Regression analysis of meteorological, aircraft trajectory, and ambient effects on sonic boom metric variability

Abstract

NASA’s Low-Boom Flight Demonstration mission is a major step toward commercial, overland supersonic flight. Certifying low-boom aircraft will require accurate measurements, including understanding uncertainty due to variations in meteorology, aircraft trajectory, and measurement environment. This work builds on preliminary work done with Least Absolute Shrinkage and Selection Operator (LASSO) regression [Durrant et al., J. Acoust. Soc. Am. 150, A259 (2021)] to analyze the variability present in NASA’s Quiet Supersonic Flights 2018 (QSF18) dataset. With the variability quantified and several factors having been identified as potential contributors through LASSO regression, least-squares regression is used on sets of these potential contributors to determine coefficient weights for each factor, including meteorological, aircraft trajectory, and ambient noise. Sonic boom metrics are then predicted using the results and the accuracy is compared to PCBoom predictions.
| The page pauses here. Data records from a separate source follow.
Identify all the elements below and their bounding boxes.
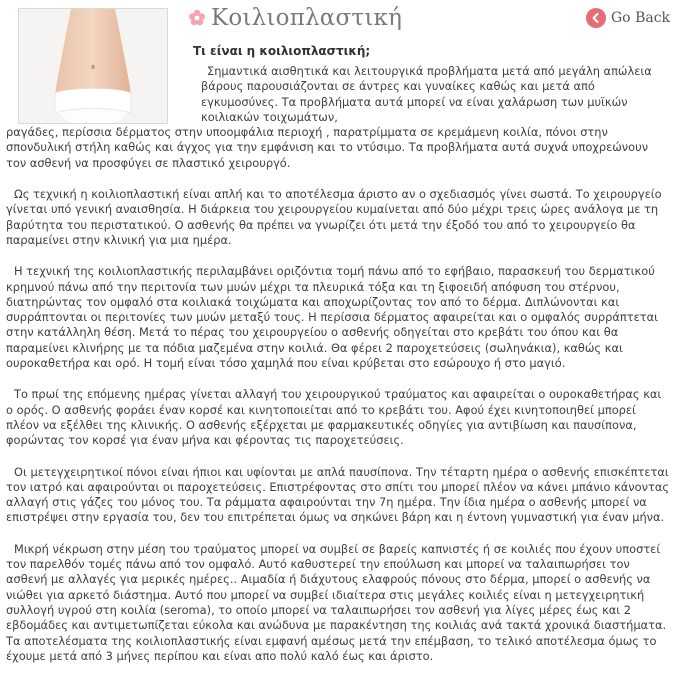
go-back-label[interactable]: Go Back [611,10,671,26]
section-heading: Τι είναι η κοιλιοπλαστική; [193,44,371,58]
arrow-left-icon[interactable] [586,8,606,28]
article-body [6,64,670,680]
paragraph-procedure: Η τεχνική της κοιλιοπλαστικής περιλαμβάνει οριζόντια τομή πάνω από το εφήβαιο, παρασκευή του δερματικού κρημνού πάνω από την περιτονία των μυών μέχρι τα πλευρικά τόξα και τη ξιφοειδή απόφυση του στέρνου, διατηρώντας τον ομφαλό στα κοιλιακά τοιχώματα και αποχωρίζοντας τον από το δέρμα. Διπλώνονται και συρράπτονται οι περιτονίες των μυών μεταξύ τους. Η περίσσια δέρματος αφαιρείται και ο ομφαλός συρράπτεται στην κατάλληλη θέση. Μετά το πέρας του χειρουργείου ο ασθενής οδηγείται στο κρεβάτι του όπου και θα παραμείνει κλινήρης με τα πόδια μαζεμένα στην κοιλιά. Θα φέρει 2 παροχετεύσεις (σωληνάκια), καθώς και ουροκαθετήρα και ορό. Η τομή είναι τόσο χαμηλά που είναι κρύβεται στο εσώρουχο ή στο μαγιό. [6,264,658,371]
paragraph-technique: Ως τεχνική η κοιλιοπλαστική είναι απλή και το αποτέλεσμα άριστο αν ο σχεδιασμός γίνει σωστά. Το χειρουργείο γίνεται υπό γενική αναισθησία. Η διάρκεια του χειρουργείου κυμαίνεται από δύο μέχρι τρεις ώρες ανάλογα με τη βαρύτητα του περιστατικού. Ο ασθενής θα πρέπει να γνωρίζει ότι μετά την έξοδό του από το χειρουργείο θα παραμείνει στην κλινική για μια ημέρα. [6,187,662,247]
title-row [188,4,402,32]
paragraph-intro-continued: ραγάδες, περίσσια δέρματος στην υποομφάλια περιοχή , παρατρίμματα σε κρεμάμενη κοιλία, πόνοι στην σπονδυλική στήλη καθώς και άγχος για την εμφάνιση και το ντύσιμο. Τα προβλήματα αυτά συχνά υποχρεώνουν τον ασθενή να προσφύγει σε πλαστικό χειρουργό. [6,125,649,170]
paragraph-complications: Μικρή νέκρωση στην μέση του τραύματος μπορεί να συμβεί σε βαρείς καπνιστές ή σε κοιλιές που έχουν υποστεί τον παρελθόν τομές πάνω από τον ομφαλό. Αυτό καθυστερεί την επούλωση και μπορεί να ταλαιπωρήσει τον ασθενή με αλλαγές για μερικές ημέρες.. Αιμαδία ή διάχυτους ελαφρούς πόνους στο δέρμα, μπορεί ο ασθενής να νιώθει για αρκετό διάστημα. Αυτό που μπορεί να συμβεί ιδιαίτερα στις μεγάλες κοιλιές είναι η μετεγχειρητική συλλογή υγρού στη κοιλία (seroma), το οποίο μπορεί να ταλαιπωρήσει τον ασθενή για λίγες μέρες έως και 2 εβδομάδες και αντιμετωπίζεται εύκολα και ανώδυνα με παρακέντηση της κοιλιάς ανά τακτά χρονικά διαστήματα. Τα αποτελέσματα της κοιλιοπλαστικής είναι εμφανή αμέσως μετά την επέμβαση, το τελικό αποτέλεσμα όμως το έχουμε μετά από 3 μήνες περίπου και είναι απο πολύ καλό έως και άριστο. [6,541,667,663]
paragraph-next-day: Το πρωί της επόμενης ημέρας γίνεται αλλαγή του χειρουργικού τραύματος και αφαιρείται ο ουροκαθετήρας και ο ορός. Ο ασθενής φοράει έναν κορσέ και κινητοποιείται από το κρεβάτι του. Αφού έχει κινητοποιηθεί μπορεί πλέον να εξέλθει της κλινικής. Ο ασθενής εξέρχεται με φαρμακευτικές οδηγίες για αντιβίωση και παυσίπονα, φορώντας τον κορσέ για έναν μήνα και φέροντας τις παροχετεύσεις. [6,387,662,448]
flower-icon [188,9,206,27]
paragraph-intro: Σημαντικά αισθητικά και λειτουργικά προβλήματα μετά από μεγάλη απώλεια βάρους παρουσιάζονται σε άντρες και γυναίκες καθώς και μετά από εγκυμοσύνες. Τα προβλήματα αυτά μπορεί να είναι χαλάρωση των μυϊκών κοιλιακών τοιχωμάτων, [201,64,652,124]
go-back-button[interactable] [586,8,670,28]
page-title: Κοιλιοπλαστική [211,5,403,31]
paragraph-recovery: Οι μετεγχειρητικοί πόνοι είναι ήπιοι και υφίονται με απλά παυσίπονα. Την τέταρτη ημέρα ο ασθενής επισκέπτεται τον ιατρό και αφαιρούνται οι παροχετεύσεις. Επιστρέφοντας στο σπίτι του μπορεί πλέον να κάνει μπάνιο κάνοντας αλλαγή στις γάζες του μόνος του. Τα ράμματα αφαιρούνται την 7η ημέρα. Την ίδια ημέρα ο ασθενής μπορεί να επιστρέψει στην εργασία του, δεν του επιτρέπεται όμως να σηκώνει βάρη και η έντονη γυμναστική για έναν μήνα. [6,464,670,525]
Because the ambient noise is significant, the same regression techniques are used to examine which variables from a geographic information systems (GIS) dataset are correlated with the ambient noise. These techniques are likely to be useful for noise monitor placement planning and data interpretation during community testing of low-boom aircraft. [Work supported by NASA Langley Research Center through National Institute of Aerospace.]